Another senator, Cory Booker of New Jersey, along with agriculture secretary Tom Vilsack were also among the final contenders, with Mr Kaine having an edge, a Democratic source with knowledge of the discussions said.
Ms Clinton’s campaign declined to comment. She was expected to announce her running mate for the November 8 election through a text message or Twitter.
She will be formally nominated as the party’s presidential candidate at next week’s Democratic convention in Philadelphia. She leads Trump in many opinion polls.
The former secretary of state and first lady’s choice of a running mate would provide a signal about her plan of battle against Mr Trump and help give her campaign momentum as the fight for the White House enters a key stage.
Picking either Mr Kaine or Mr Vilsack, veteran mainstays of the Democratic establishment with plenty of governing experience, would emphasise Ms Clinton’s message that Democrats will offer a serious, steady, alternative to the unpredictable Mr Trump after the chaotic Republican convention.
Mr Booker, a charismatic rising star in the party, could give her candidacy a jolt of energy as Ms Clinton enters the three-month grind of the general election.
Mr Booker, 47, would be the first black vice president and could help boost turnout among young and African-American voters.

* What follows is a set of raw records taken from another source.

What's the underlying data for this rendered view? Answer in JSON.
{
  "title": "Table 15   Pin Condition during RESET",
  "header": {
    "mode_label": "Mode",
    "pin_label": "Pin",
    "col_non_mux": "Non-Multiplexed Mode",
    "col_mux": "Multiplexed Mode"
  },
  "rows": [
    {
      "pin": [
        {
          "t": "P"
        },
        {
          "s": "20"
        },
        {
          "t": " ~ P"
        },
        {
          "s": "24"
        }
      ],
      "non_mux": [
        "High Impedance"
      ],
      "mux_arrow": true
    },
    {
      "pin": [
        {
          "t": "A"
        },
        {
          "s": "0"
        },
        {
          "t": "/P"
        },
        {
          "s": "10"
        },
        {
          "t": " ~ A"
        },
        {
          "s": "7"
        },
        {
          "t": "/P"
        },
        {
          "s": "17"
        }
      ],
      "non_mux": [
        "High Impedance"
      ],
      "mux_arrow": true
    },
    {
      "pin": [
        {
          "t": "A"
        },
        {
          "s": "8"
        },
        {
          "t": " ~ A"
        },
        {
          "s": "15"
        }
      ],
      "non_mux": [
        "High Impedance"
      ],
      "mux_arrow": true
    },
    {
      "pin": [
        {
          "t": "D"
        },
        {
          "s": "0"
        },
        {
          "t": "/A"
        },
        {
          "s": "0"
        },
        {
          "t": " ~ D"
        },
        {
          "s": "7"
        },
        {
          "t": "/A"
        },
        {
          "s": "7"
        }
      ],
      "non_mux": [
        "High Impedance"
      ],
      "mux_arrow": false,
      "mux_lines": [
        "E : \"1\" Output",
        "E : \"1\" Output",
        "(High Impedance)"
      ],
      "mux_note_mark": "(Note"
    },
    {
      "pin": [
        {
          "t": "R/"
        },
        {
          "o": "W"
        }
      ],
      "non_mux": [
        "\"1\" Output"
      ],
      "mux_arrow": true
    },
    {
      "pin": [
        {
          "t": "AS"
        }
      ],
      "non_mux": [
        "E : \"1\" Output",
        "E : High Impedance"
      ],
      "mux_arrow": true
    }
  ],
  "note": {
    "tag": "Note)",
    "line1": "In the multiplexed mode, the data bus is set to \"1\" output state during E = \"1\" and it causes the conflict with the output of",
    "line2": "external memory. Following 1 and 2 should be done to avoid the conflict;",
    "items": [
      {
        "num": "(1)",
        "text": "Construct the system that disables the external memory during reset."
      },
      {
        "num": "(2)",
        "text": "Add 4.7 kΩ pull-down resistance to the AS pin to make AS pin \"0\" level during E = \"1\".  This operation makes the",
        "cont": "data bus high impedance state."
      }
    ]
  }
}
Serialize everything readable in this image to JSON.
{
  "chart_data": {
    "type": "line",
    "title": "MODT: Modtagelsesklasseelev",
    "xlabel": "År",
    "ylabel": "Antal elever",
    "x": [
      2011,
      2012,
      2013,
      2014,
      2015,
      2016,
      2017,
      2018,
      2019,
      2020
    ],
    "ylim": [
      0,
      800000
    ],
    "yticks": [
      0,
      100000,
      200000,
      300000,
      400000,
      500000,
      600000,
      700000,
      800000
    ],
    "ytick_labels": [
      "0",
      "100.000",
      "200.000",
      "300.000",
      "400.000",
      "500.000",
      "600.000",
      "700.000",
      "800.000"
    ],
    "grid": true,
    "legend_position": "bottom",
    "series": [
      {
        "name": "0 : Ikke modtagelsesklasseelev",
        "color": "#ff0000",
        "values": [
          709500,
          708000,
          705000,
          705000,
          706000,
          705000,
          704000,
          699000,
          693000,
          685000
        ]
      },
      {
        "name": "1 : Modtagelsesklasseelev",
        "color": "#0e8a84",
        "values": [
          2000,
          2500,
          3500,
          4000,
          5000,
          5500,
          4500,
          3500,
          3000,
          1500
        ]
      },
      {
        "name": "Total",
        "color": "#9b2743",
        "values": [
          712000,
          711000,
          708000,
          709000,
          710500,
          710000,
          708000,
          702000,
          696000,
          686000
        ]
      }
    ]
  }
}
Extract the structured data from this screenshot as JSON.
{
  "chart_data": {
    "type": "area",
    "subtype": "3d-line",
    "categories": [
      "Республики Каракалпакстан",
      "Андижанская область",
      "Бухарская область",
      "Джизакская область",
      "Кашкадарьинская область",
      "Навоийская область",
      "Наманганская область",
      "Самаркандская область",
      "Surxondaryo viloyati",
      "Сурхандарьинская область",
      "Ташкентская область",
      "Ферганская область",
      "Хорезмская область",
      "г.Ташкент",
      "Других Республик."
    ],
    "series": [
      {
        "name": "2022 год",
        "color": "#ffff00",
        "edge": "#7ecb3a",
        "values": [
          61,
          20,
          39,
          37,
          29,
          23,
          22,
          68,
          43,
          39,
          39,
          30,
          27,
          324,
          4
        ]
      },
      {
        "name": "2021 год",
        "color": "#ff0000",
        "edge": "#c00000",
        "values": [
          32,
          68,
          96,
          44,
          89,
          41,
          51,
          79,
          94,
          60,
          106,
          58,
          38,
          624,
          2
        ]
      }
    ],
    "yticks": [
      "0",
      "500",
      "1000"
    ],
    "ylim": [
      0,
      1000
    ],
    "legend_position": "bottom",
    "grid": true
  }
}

Other potential contenders on Ms Clinton’s short list included US senator Elizabeth Warren of Massachusetts, a liberal favourite, Colorado governor John Hickenlooper, and Hispanic cabinet members Julian Castro and Thomas Perez.
Mr Kaine, 58, is a fluent Spanish speaker, having served as a missionary in Honduras. Before entering the Senate, he had been the mayor of Richmond, governor of Virginia, and chairman of the Democratic National Committee.
His presence on the ticket could help Ms Clinton in Virginia, a heavily contested swing state.
Ms Clinton has struggled to unify Democrats and win over liberal backers of her Democratic primary rival Bernie Sanders, a US senator from Vermont. A choice of Mr Kaine would not help that effort.
Liberal groups have pressured her to avoid Mr Kaine, who backs the Pacific free-trade deal known as the Trans-Pacific Partnership. Critics of the deal, including Mr Trump and Mr Sanders, say it would be unfair to US workers and lose jobs.
Mr Clinton praised the deal when she was secretary of state, but now opposes it.